# Three circles are placed on a plane in such a way that each circle

Question:

Three circles are placed on a plane in such a way that each circle just touches the other two, each having a radius of 10 cm. Find the area of region enclosed by them.

Solution:

Let there be 3 circles with centre A, B and C respectively such that each circle touches the other two. They all have radius of 10 cm.

We have to find the area enclosed between the circles.

We have,

$\mathrm{AB}=10 \mathrm{~cm}$

$\mathrm{BC}=10 \mathrm{~cm}$

$\mathrm{CA}=10 \mathrm{~cm}$

$A B=10+10 \mathrm{~cm}=20 \mathrm{~cm}$

$B C=10+10 \mathrm{~cm}=20 \mathrm{~cm}$

$C A=10+10 \mathrm{~cm}=20 \mathrm{~cm}$

Hence $\triangle \mathrm{ABC}$ is an equilateral triangle.

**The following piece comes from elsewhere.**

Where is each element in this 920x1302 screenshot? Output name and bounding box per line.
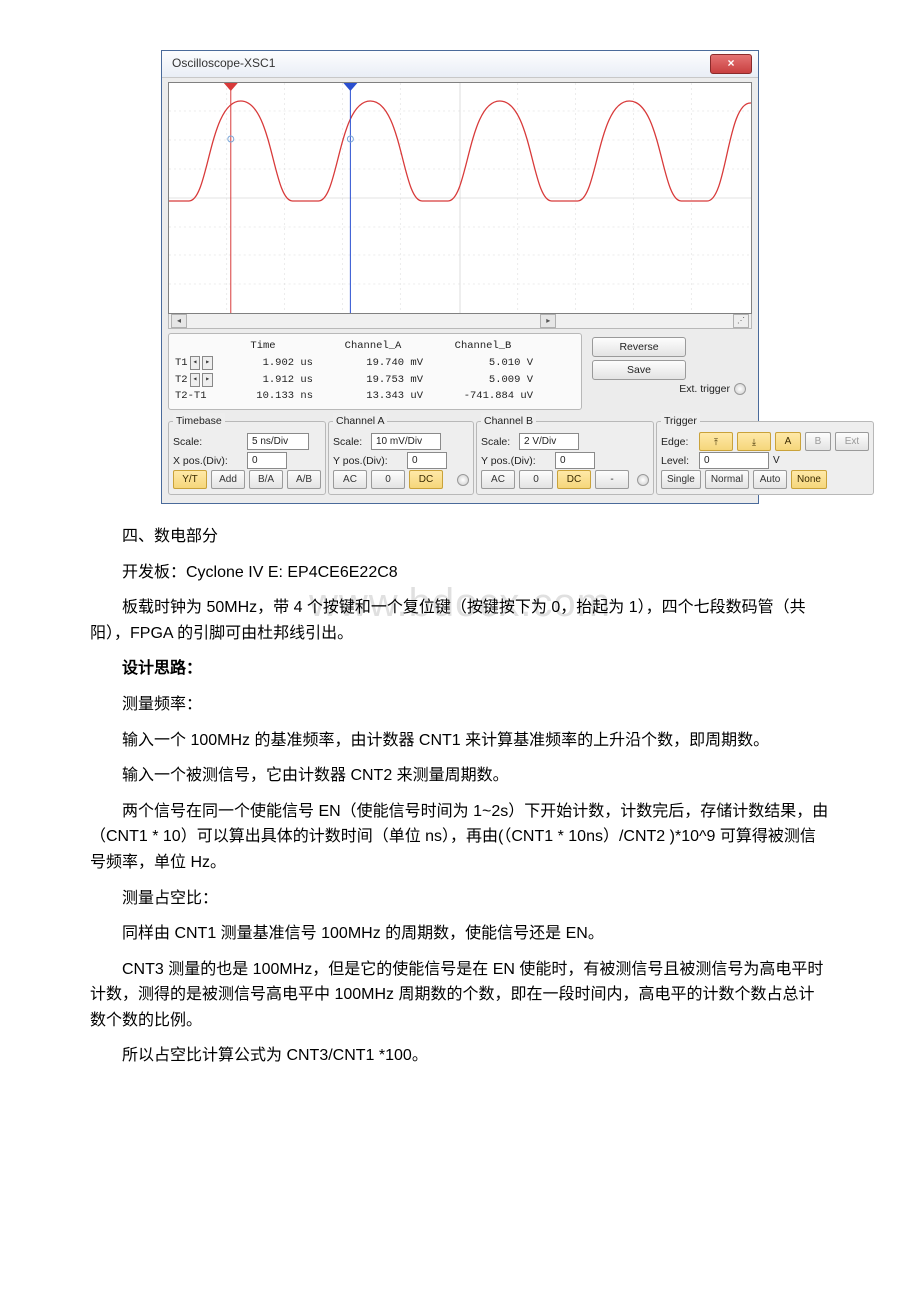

So, $\angle \mathrm{ABC}=60^{\circ}, \angle \mathrm{BCA}=60^{\circ} \angle \mathrm{CAB}=60^{\circ}$

So, the area enclosed between the circles,

Required area $=\operatorname{ar}(\triangle \mathrm{ABC})-3($ Area of the sector formed $)$

So,

Required area $=\frac{\sqrt{3}}{4}(\mathrm{AB})^{2}-3\left(\frac{1}{2}(r)^{2} \frac{\theta}{180} \pi\right)$

Put the values to get,

Required area $=\frac{\sqrt{3}}{4}(20)^{2}-3\left(\frac{1}{2}(10)^{2} \frac{60}{180}\left(\frac{22}{7}\right)\right)$

$=173.2-3(52.38)$

$=(173.2-157.14) \mathrm{cm}^{2}$

$=16.05 \mathrm{~cm}^{2}$